Janet Napolitano's departure from the Department of Homeland Security means the team that came with President Obama into the White House is dwindling. Here's who's survived, what they're doing, and how long they'll be doing it.

Eric Holder - Napolitano was seen as next in line for attorney general, so her departure for California is a sign that Holder isn't going anywhere soon. Holder is still considered the most likely Cabinet member to bow out. But critics have predicted his resignation multiple times, and so far he's held on.

Kathleen Sebelius - The Health and Human Services secretary appears likely to stay put. Implementing the Affordable Care Act is enough of a headache for the administration without a staff shake-up. And given Republican desire to see the law stalled, the confirmation fight for a replacement would likely be brutal.

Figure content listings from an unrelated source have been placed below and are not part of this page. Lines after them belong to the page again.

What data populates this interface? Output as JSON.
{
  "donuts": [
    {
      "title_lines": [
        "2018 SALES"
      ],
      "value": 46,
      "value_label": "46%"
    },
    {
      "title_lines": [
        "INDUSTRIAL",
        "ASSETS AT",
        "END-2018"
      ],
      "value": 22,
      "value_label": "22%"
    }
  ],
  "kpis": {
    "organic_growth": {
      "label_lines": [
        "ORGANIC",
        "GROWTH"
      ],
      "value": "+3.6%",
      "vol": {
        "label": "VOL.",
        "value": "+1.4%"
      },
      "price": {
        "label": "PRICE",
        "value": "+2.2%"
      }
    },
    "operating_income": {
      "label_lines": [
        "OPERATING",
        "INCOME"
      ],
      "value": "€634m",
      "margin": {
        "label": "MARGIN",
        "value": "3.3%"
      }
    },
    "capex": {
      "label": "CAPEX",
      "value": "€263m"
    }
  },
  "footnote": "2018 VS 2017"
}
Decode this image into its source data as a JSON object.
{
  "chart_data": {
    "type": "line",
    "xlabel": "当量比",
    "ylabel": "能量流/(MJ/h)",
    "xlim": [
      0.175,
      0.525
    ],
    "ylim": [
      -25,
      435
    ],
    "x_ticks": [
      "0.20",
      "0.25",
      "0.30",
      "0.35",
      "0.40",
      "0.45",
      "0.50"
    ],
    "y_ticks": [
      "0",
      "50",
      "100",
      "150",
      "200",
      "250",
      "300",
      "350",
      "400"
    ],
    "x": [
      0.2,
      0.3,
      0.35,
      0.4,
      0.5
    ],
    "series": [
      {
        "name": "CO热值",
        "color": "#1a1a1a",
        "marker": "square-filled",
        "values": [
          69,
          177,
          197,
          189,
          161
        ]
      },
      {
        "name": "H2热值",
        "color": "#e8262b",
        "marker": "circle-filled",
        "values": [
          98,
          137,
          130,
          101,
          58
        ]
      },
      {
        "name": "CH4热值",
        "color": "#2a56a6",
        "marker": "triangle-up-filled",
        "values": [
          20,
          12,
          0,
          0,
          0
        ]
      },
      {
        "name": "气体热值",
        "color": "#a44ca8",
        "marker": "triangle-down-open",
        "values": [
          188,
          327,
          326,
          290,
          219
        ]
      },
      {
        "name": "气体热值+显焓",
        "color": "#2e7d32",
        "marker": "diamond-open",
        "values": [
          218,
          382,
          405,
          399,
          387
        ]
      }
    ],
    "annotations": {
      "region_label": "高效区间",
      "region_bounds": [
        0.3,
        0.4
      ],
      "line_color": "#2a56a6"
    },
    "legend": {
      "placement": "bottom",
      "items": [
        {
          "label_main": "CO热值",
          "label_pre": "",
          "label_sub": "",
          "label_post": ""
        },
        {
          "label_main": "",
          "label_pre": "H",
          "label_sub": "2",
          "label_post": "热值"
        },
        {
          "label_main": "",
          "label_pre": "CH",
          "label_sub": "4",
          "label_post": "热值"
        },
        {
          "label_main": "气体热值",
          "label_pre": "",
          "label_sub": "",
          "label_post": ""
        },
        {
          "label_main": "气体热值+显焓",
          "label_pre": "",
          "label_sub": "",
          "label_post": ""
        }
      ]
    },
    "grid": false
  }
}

* Arne Duncan - The education secretary made clear that he wants to be in the Cabinet as long as possible. He's popular with Republicans and Democrats on Capitol Hill, even though Common Core standards have started inspiring bipartisan concern. Right now, student loan debt is a priority. But when it comes to reauthorizing No Child Left Behind, he says it's up to Congress to make it happen.

Tom Vilsack - President Obama asked the agriculture secretary to stay on in January, in part to deal with the farm bill that is still struggling to get through Congress. Dealing with widespread drought is another concern.

Eric Shinseki - The Veterans Affairs' secretary -- who is so media-averse you may have forgotten he was still around -- is not going anywhere. But a huge backlog of disability claims has some wishing he would.

* Shaun Donovan - Like Duncan, Donovan is very happy where he is. And his role shepherding the Hurricane Sandy recovery makes it even less likely that he's going anywhere.